Ce mardi 5 mai 2026, la cour d'appel de Paris a requis une peine de trois ans de prison, dont un an ferme, à l'encontre de Dominique Boutonnat, l'ancien président du Centre national du cinéma et de l'image animée (CNC). Il est poursuivi pour violences sexuelles sur son filleul, âgé de 14 ans au moment des faits.
Des faits graves et répétés
Selon l'accusation, les violences se seraient déroulées entre 2018 et 2020, lors de week-ends et de vacances passés chez l'ancien haut fonctionnaire. Le parquet a souligné la position d'autorité de Dominique Boutonnat sur sa victime, ainsi que la répétition des actes. L'avocat général a estimé que la peine prononcée en première instance, à savoir deux ans de prison avec sursis, était insuffisante au regard de la gravité des faits.
La défense conteste les accusations
La défense de Dominique Boutonnat a plaidé l'acquittement, affirmant que les relations étaient consenties et que son client n'avait pas conscience de l'âge de la victime. Cependant, les expertises psychologiques ont mis en évidence un déséquilibre de pouvoir et une emprise sur l'adolescent. Le jugement en appel est attendu dans les prochaines semaines.
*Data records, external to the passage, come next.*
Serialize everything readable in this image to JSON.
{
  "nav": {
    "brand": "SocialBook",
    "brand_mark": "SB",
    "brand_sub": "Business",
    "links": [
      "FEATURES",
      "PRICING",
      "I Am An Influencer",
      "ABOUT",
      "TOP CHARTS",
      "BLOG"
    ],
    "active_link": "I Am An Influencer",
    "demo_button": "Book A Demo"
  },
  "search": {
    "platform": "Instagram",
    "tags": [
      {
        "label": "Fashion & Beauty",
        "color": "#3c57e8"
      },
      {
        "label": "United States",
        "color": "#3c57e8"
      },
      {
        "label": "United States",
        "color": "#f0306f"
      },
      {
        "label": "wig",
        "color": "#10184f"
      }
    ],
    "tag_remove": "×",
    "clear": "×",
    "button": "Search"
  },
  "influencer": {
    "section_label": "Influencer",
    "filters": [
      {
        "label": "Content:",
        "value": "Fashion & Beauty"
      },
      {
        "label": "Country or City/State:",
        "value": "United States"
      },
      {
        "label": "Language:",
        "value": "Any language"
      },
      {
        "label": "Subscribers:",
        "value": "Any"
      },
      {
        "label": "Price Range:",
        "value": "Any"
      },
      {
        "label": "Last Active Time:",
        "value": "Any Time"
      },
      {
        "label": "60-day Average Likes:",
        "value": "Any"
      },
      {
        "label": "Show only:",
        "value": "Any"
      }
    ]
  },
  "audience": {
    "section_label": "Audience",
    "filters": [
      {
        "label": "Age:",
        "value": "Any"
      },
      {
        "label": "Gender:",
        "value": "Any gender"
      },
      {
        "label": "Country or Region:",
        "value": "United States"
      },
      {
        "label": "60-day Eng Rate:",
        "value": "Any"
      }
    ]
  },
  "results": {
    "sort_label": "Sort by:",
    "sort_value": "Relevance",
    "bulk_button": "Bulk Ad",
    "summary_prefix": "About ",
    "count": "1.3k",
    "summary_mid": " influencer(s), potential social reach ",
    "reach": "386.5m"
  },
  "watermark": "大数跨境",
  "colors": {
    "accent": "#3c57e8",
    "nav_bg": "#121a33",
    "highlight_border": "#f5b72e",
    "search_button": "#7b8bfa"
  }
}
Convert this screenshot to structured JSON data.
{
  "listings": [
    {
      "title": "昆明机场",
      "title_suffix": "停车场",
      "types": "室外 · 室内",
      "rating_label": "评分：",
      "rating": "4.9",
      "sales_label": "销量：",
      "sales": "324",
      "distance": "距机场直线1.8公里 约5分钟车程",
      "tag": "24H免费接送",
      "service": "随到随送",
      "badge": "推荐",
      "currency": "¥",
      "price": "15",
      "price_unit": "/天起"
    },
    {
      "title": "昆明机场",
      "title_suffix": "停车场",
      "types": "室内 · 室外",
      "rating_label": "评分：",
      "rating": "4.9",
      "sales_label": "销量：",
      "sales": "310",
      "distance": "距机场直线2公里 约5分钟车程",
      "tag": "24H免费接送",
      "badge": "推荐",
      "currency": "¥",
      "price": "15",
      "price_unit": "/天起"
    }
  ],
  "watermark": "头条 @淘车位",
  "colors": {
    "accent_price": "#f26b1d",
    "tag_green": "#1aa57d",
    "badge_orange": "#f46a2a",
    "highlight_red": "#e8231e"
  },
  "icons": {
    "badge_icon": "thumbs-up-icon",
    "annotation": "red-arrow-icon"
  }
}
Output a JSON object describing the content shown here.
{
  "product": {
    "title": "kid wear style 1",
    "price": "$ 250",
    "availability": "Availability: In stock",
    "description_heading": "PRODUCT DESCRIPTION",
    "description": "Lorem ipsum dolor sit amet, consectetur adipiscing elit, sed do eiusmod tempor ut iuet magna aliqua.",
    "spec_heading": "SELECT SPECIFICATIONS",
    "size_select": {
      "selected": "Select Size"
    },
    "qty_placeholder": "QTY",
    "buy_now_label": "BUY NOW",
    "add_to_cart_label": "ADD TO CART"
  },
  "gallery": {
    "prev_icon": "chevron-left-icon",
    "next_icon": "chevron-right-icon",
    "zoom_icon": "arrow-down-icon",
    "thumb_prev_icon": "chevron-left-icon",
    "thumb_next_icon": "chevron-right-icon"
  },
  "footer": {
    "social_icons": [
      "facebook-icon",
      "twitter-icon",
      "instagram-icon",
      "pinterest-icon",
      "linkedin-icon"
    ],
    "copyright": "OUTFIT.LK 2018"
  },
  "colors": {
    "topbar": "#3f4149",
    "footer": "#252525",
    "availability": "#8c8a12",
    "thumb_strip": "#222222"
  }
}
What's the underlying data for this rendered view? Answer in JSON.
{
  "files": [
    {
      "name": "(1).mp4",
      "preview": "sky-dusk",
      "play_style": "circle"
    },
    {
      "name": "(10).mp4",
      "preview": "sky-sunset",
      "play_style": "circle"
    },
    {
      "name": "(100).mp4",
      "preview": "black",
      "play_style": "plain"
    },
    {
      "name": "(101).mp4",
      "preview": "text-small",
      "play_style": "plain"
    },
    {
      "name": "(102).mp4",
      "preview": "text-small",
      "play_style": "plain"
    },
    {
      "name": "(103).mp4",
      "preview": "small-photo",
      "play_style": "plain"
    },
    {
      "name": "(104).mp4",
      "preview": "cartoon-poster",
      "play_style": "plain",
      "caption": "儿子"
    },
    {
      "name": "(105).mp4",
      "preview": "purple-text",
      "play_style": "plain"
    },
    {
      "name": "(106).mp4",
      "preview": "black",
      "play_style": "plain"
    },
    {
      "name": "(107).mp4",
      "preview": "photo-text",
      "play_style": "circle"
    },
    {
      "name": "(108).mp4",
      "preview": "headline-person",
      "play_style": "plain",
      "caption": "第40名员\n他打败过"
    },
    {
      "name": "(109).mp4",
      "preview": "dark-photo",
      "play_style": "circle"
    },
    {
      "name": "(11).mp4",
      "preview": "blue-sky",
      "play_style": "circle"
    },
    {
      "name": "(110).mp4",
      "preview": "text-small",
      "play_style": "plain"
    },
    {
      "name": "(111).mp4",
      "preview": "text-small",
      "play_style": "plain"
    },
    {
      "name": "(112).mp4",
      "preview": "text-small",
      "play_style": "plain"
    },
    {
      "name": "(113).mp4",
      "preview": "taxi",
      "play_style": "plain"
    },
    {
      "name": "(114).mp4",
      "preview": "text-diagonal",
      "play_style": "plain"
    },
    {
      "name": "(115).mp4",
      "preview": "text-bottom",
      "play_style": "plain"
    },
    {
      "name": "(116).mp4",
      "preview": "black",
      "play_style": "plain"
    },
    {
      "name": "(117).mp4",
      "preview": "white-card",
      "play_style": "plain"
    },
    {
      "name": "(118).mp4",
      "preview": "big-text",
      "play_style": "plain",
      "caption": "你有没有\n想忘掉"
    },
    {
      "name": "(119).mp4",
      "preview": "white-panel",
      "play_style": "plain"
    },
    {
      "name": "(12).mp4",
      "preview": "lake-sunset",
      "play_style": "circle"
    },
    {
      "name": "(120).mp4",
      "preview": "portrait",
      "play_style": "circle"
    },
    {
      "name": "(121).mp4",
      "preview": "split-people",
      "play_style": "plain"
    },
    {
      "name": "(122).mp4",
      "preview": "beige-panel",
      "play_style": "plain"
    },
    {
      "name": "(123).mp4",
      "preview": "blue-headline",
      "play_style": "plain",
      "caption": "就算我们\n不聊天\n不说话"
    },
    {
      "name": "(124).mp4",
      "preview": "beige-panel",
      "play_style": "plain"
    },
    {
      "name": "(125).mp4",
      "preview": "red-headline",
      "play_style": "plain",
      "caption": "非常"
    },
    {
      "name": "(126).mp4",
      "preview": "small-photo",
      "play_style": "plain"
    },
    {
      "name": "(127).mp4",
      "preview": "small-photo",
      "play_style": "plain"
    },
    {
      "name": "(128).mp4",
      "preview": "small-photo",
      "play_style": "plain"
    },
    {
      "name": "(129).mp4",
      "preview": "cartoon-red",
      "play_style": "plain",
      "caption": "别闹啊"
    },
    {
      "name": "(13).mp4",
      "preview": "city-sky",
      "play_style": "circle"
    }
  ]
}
Un retentissement médiatique et politique
Cette affaire a eu un fort impact dans le milieu du cinéma français. Dominique Boutonnat, qui a dirigé le CNC de 2019 à 2024, a démissionné après sa mise en examen. Plusieurs associations féministes ont salué la requête du parquet, y voyant un signal fort contre les violences sexuelles dans le secteur culturel. Le procès en appel se poursuit.